La prix Nobel a annoncé lundi 17 juin, que son équipe proposait de nouvelles pistes pour combattre la résistance à l’artémisinine soutenant que cette dernière reste le meilleur traitement pour combattre la malaria, l’une des maladies infectieuse les plus dangereuses au monde.

Tu Youyou, a obtenu le Prix Nobel de médecine en 2015, pour ses travaux contre le paludisme. Sa récompense fut le résultat direct de la mise en évidence des vertus antipaludiques d’un des composés de l’armoise annuelle (Qinhao en chinois). La Qinhao, issue de la pharmacopée chinoise, était déjà utilisée il y a plus de 2000 ans pour traiter les maladies infectieuses. Cette plante contient l’artémisinine, une molécule capable d’éliminer le parasite à l’origine de la malaria, Plasmodium falciparum.

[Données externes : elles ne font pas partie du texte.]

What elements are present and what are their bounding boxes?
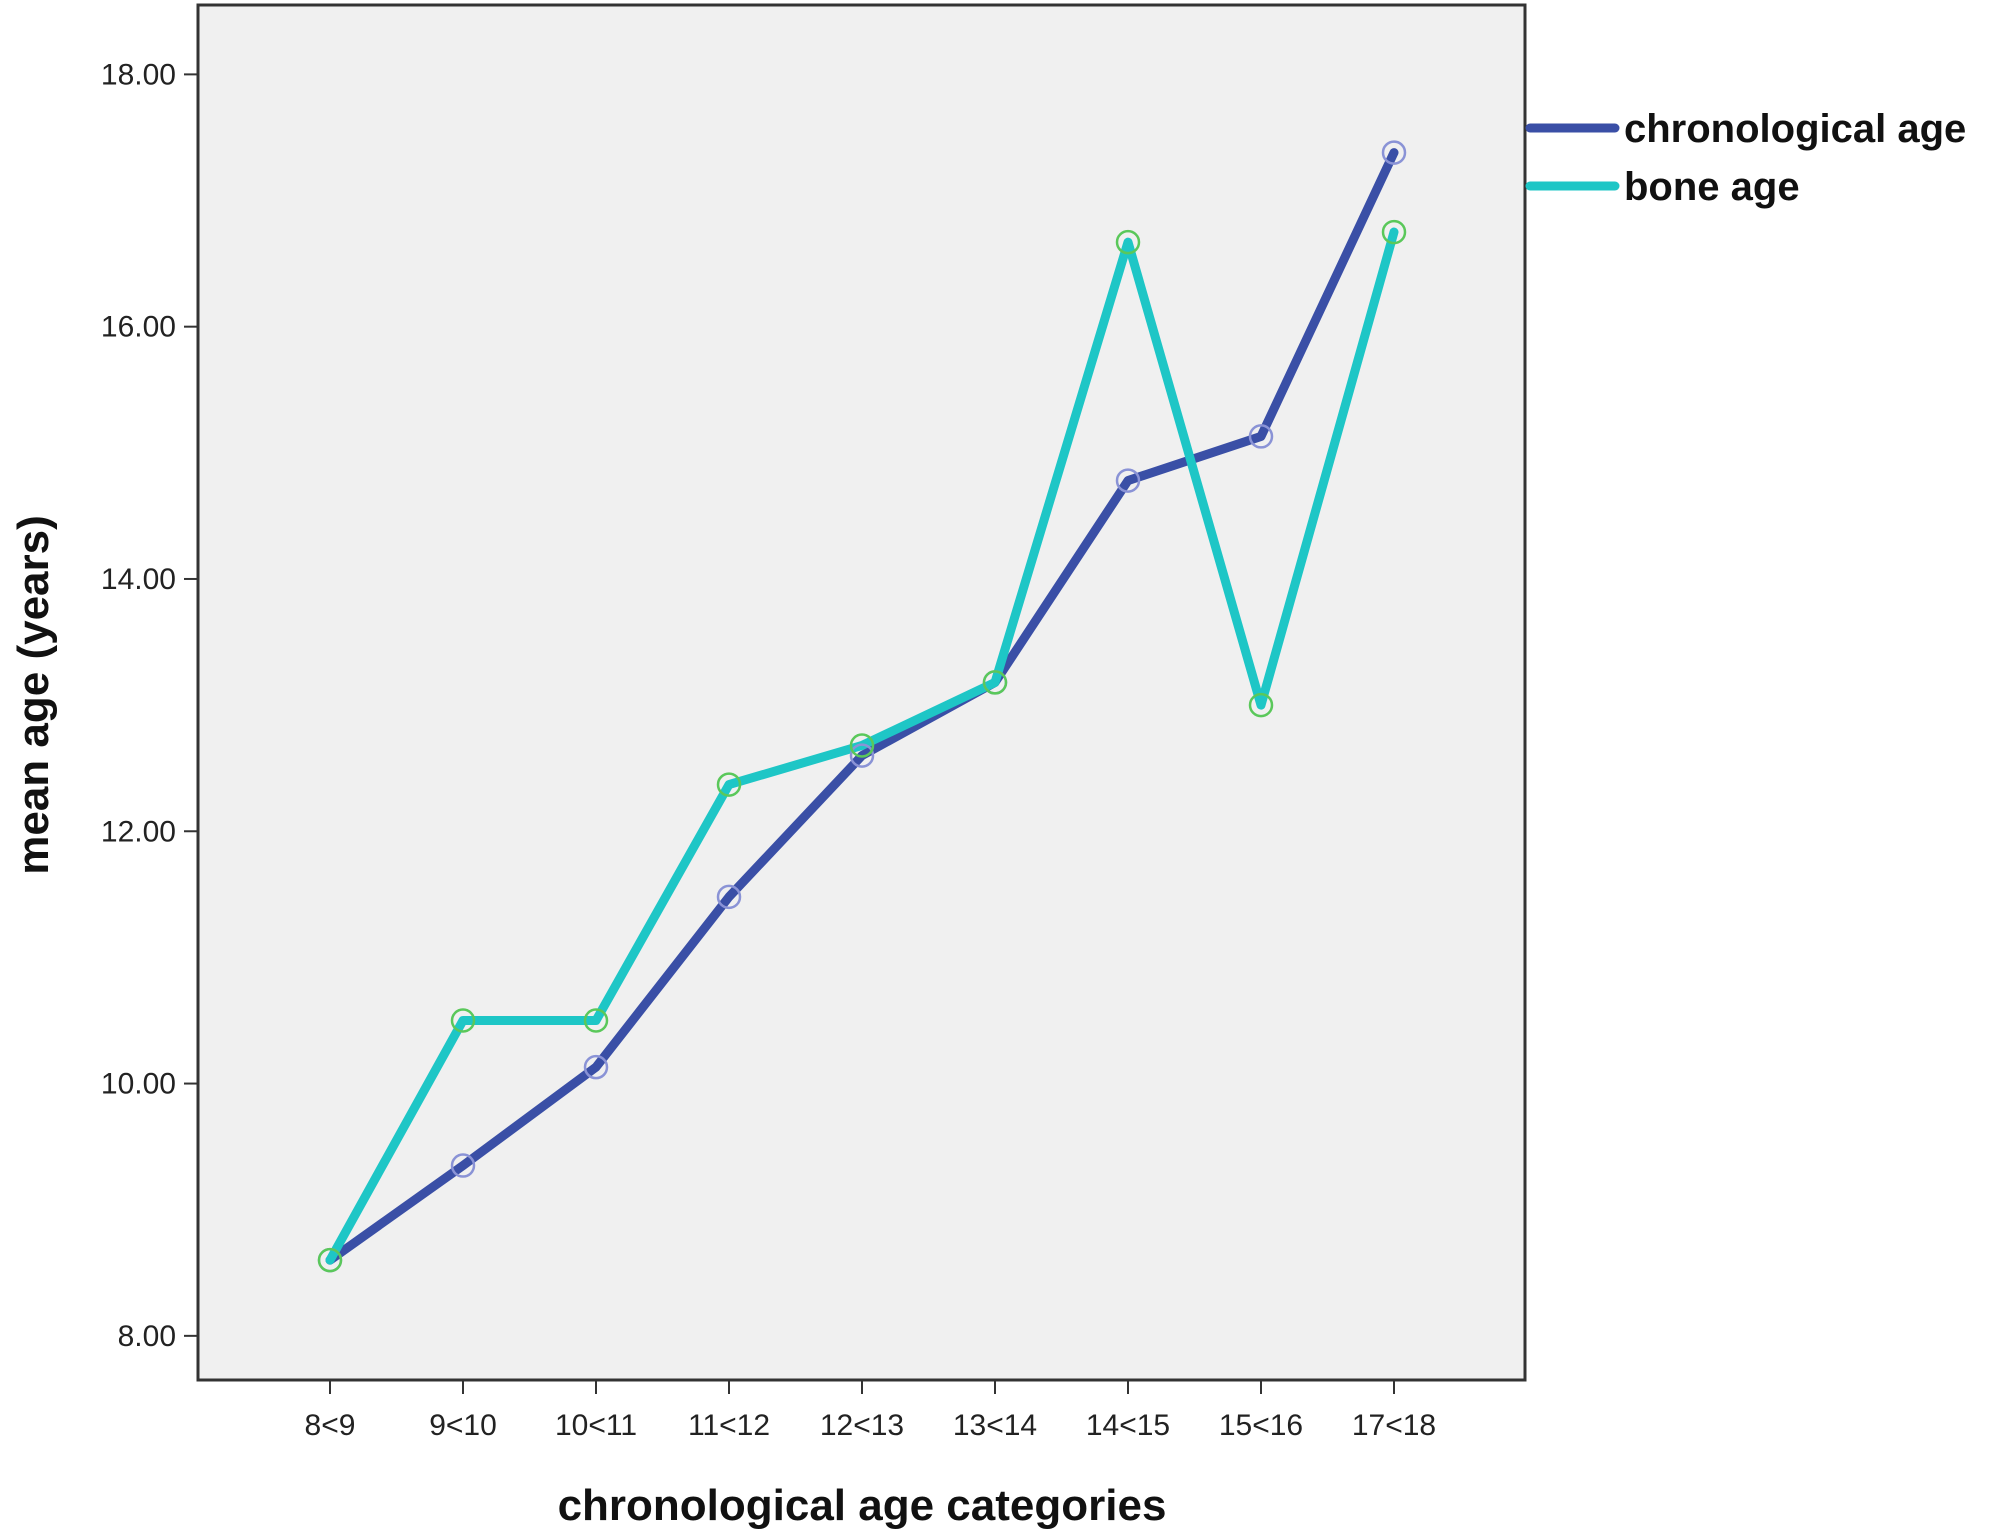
legend: chronological age bone age — [1525, 107, 1966, 209]
y-axis: 8.00 10.00 12.00 14.00 16.00 18.00 — [101, 58, 198, 1353]
y-tick-label: 14.00 — [101, 563, 176, 596]
data-point — [583, 1008, 609, 1033]
plot-area — [196, 3, 1527, 1382]
x-tick-label: 8<9 — [305, 1409, 356, 1442]
data-point — [583, 1054, 609, 1080]
data-point — [317, 1247, 343, 1273]
x-tick-label: 13<14 — [953, 1409, 1037, 1442]
series-layer — [317, 140, 1407, 1273]
data-point — [1248, 424, 1274, 449]
data-point — [1381, 140, 1407, 165]
x-tick-label: 17<18 — [1352, 1409, 1436, 1442]
y-tick-label: 10.00 — [101, 1068, 176, 1101]
data-point — [1248, 692, 1274, 718]
x-tick-label: 11<12 — [688, 1409, 770, 1442]
data-point — [450, 1008, 476, 1033]
x-tick-label: 15<16 — [1219, 1409, 1303, 1442]
y-tick-label: 12.00 — [101, 815, 176, 848]
data-point — [716, 884, 742, 910]
y-tick-label: 16.00 — [101, 311, 176, 344]
data-point — [982, 670, 1008, 695]
data-point — [1381, 219, 1407, 245]
x-tick-label: 10<11 — [555, 1409, 637, 1442]
data-point — [849, 733, 875, 758]
x-tick-label: 12<13 — [820, 1409, 904, 1442]
x-axis-title: chronological age categories — [558, 1481, 1167, 1530]
data-point — [716, 772, 742, 797]
x-tick-label: 9<10 — [429, 1409, 497, 1442]
legend-label: bone age — [1624, 165, 1800, 209]
data-point — [1115, 229, 1141, 255]
y-tick-label: 18.00 — [101, 58, 176, 91]
y-tick-label: 8.00 — [118, 1320, 176, 1353]
x-axis: 8<9 9<10 10<11 11<12 12<13 13<14 14<15 15<16 17<… — [305, 1380, 1436, 1442]
x-tick-label: 14<15 — [1086, 1409, 1170, 1442]
y-axis-title: mean age (years) — [9, 515, 58, 875]
data-point — [1115, 468, 1141, 493]
data-point — [849, 743, 875, 768]
data-point — [450, 1153, 476, 1178]
legend-label: chronological age — [1624, 107, 1966, 151]
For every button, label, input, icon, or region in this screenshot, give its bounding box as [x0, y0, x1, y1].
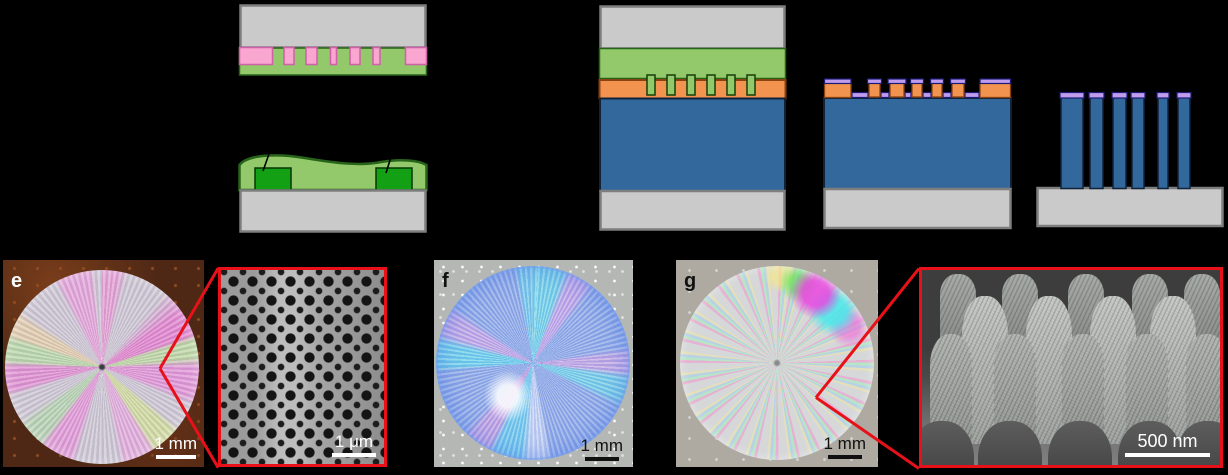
etched-pillars: [1060, 96, 1191, 190]
wafer-substrate-slab: [823, 187, 1012, 230]
scale-label-g: 1 mm: [823, 434, 867, 453]
panel-label-e: e: [11, 270, 23, 292]
wafer-photo-g: g 1 mm: [676, 260, 878, 467]
panel-label-g: g: [684, 270, 697, 292]
scale-bar-sem-pillars: 500 nm: [1125, 432, 1210, 457]
leader-lines: [262, 153, 392, 174]
scale-label-e: 1 mm: [154, 434, 198, 453]
iridescent-wafer-f: [436, 266, 630, 460]
wafer-photo-f: f 1 mm: [434, 260, 633, 467]
embedded-devices: [254, 167, 413, 191]
sem-nanohole-image: 1 μm: [218, 267, 387, 467]
schematic-mold-and-stamp-diagram: [238, 4, 428, 233]
stamp-backplane-slab: [599, 5, 786, 50]
scale-bar-sem-holes: 1 μm: [332, 433, 376, 457]
wafer-substrate-slab: [1036, 186, 1224, 228]
mask-caps: [823, 78, 1012, 85]
pillar-mask-caps: [1059, 91, 1192, 99]
stamp-teeth: [646, 74, 756, 96]
scale-bar-line-sem-pillars: [1125, 453, 1210, 457]
scale-bar-g: 1 mm: [823, 434, 867, 459]
stamp-body: [598, 47, 787, 80]
carrier-substrate-slab: [239, 189, 427, 233]
wafer-photo-e: e 1 mm: [3, 260, 204, 467]
device-layer-slab: [823, 97, 1012, 190]
scale-bar-line-sem-holes: [332, 453, 376, 457]
scale-bar-f: 1 mm: [580, 436, 624, 461]
patterned-resist-on-mold: [238, 46, 428, 66]
panel-label-f: f: [442, 270, 449, 292]
schematic-patterned-mask-diagram: [823, 78, 1012, 230]
scale-bar-line-g: [827, 455, 862, 459]
sem-nanopillar-image: 500 nm: [919, 267, 1223, 468]
schematic-etched-pillars-diagram: [1036, 91, 1224, 228]
scale-bar-e: 1 mm: [154, 434, 198, 459]
schematic-imprint-into-resist-diagram: [598, 5, 787, 231]
resist-mesas: [823, 82, 1012, 99]
iridescent-wafer-e: [5, 270, 199, 464]
wafer-substrate-slab: [599, 189, 786, 231]
mold-backplane-slab: [239, 4, 427, 49]
device-layer-slab: [599, 97, 786, 192]
residual-mask-strips: [851, 91, 980, 99]
scale-label-sem-pillars: 500 nm: [1137, 431, 1198, 451]
scale-bar-line-e: [155, 455, 196, 459]
scale-label-f: 1 mm: [580, 436, 624, 455]
scale-bar-line-f: [584, 457, 619, 461]
scale-label-sem-holes: 1 μm: [334, 432, 374, 451]
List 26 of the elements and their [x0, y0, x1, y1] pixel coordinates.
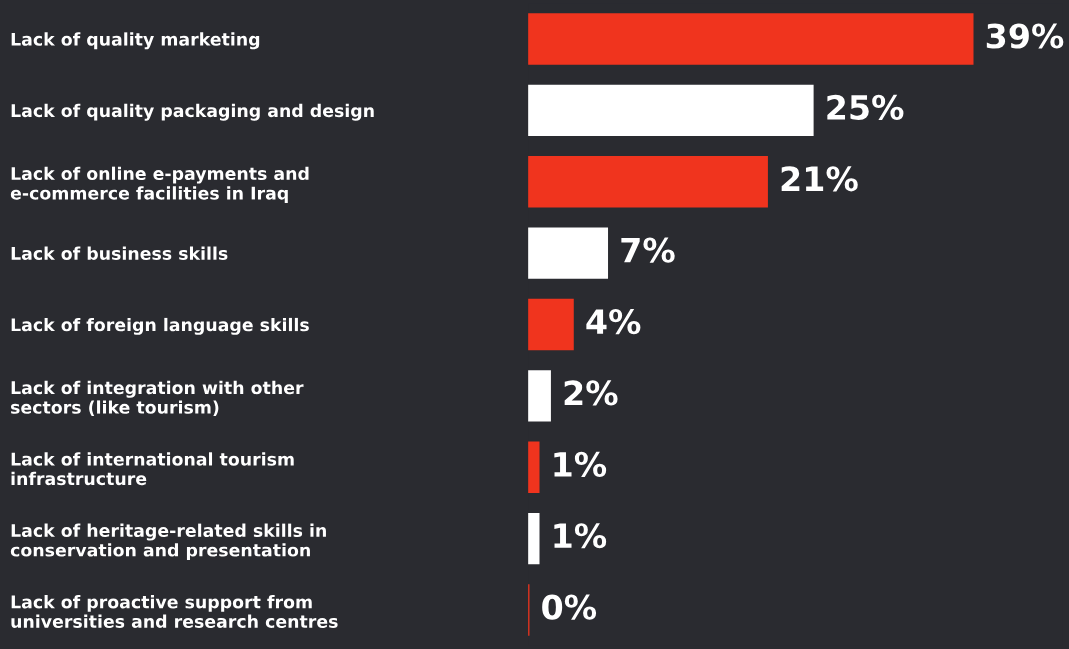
data-label: 0%	[542, 594, 597, 620]
y-tick-label: Lack of business skills	[11, 246, 228, 260]
data-label: 2%	[564, 380, 618, 406]
y-tick-label: Lack of integration with other sectors (like tourism)	[10, 380, 304, 416]
bar	[528, 156, 768, 208]
bar	[528, 13, 974, 65]
y-tick-label: Lack of quality marketing	[11, 32, 260, 50]
data-label: 25%	[827, 94, 904, 120]
data-label: 7%	[621, 237, 675, 263]
y-tick-label: Lack of foreign language skills	[11, 317, 309, 335]
bar	[528, 298, 574, 351]
bar	[528, 84, 814, 137]
data-label: 1%	[554, 523, 607, 549]
y-tick-label: Lack of online e-payments and e-commerce facilities in Iraq	[10, 166, 309, 204]
y-tick-label: Lack of quality packaging and design	[11, 103, 374, 121]
y-tick-label: Lack of heritage-related skills in conservation and presentation	[10, 523, 326, 560]
bar	[528, 227, 609, 279]
y-tick-label: Lack of international tourism infrastructure	[11, 452, 294, 486]
data-label: 1%	[554, 451, 607, 477]
bar	[528, 441, 540, 493]
data-label: 21%	[781, 166, 858, 192]
data-label: 4%	[586, 308, 641, 335]
data-label: 39%	[986, 23, 1064, 49]
bar	[528, 512, 540, 565]
y-tick-label: Lack of proactive support from universities and research centres	[11, 595, 338, 628]
bar	[528, 370, 551, 422]
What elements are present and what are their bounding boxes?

Le traitement de combinaison à base d’artémisinine (Artemisinin-based combination therapy, ACT) qui en a découlé est toujours recommandé par l’Organisation mondiale de la Santé comme traitement de première ligne pour la lutte contre la malaria. L’équipe dirigée par le Pr. Tu a ensuite concentré ses recherches sur le traitement anti-malaria démontrant avec succès que la résistance partielle du parasite à l’artémisinine pouvait retarder la disparition de ce dernier dans le sang.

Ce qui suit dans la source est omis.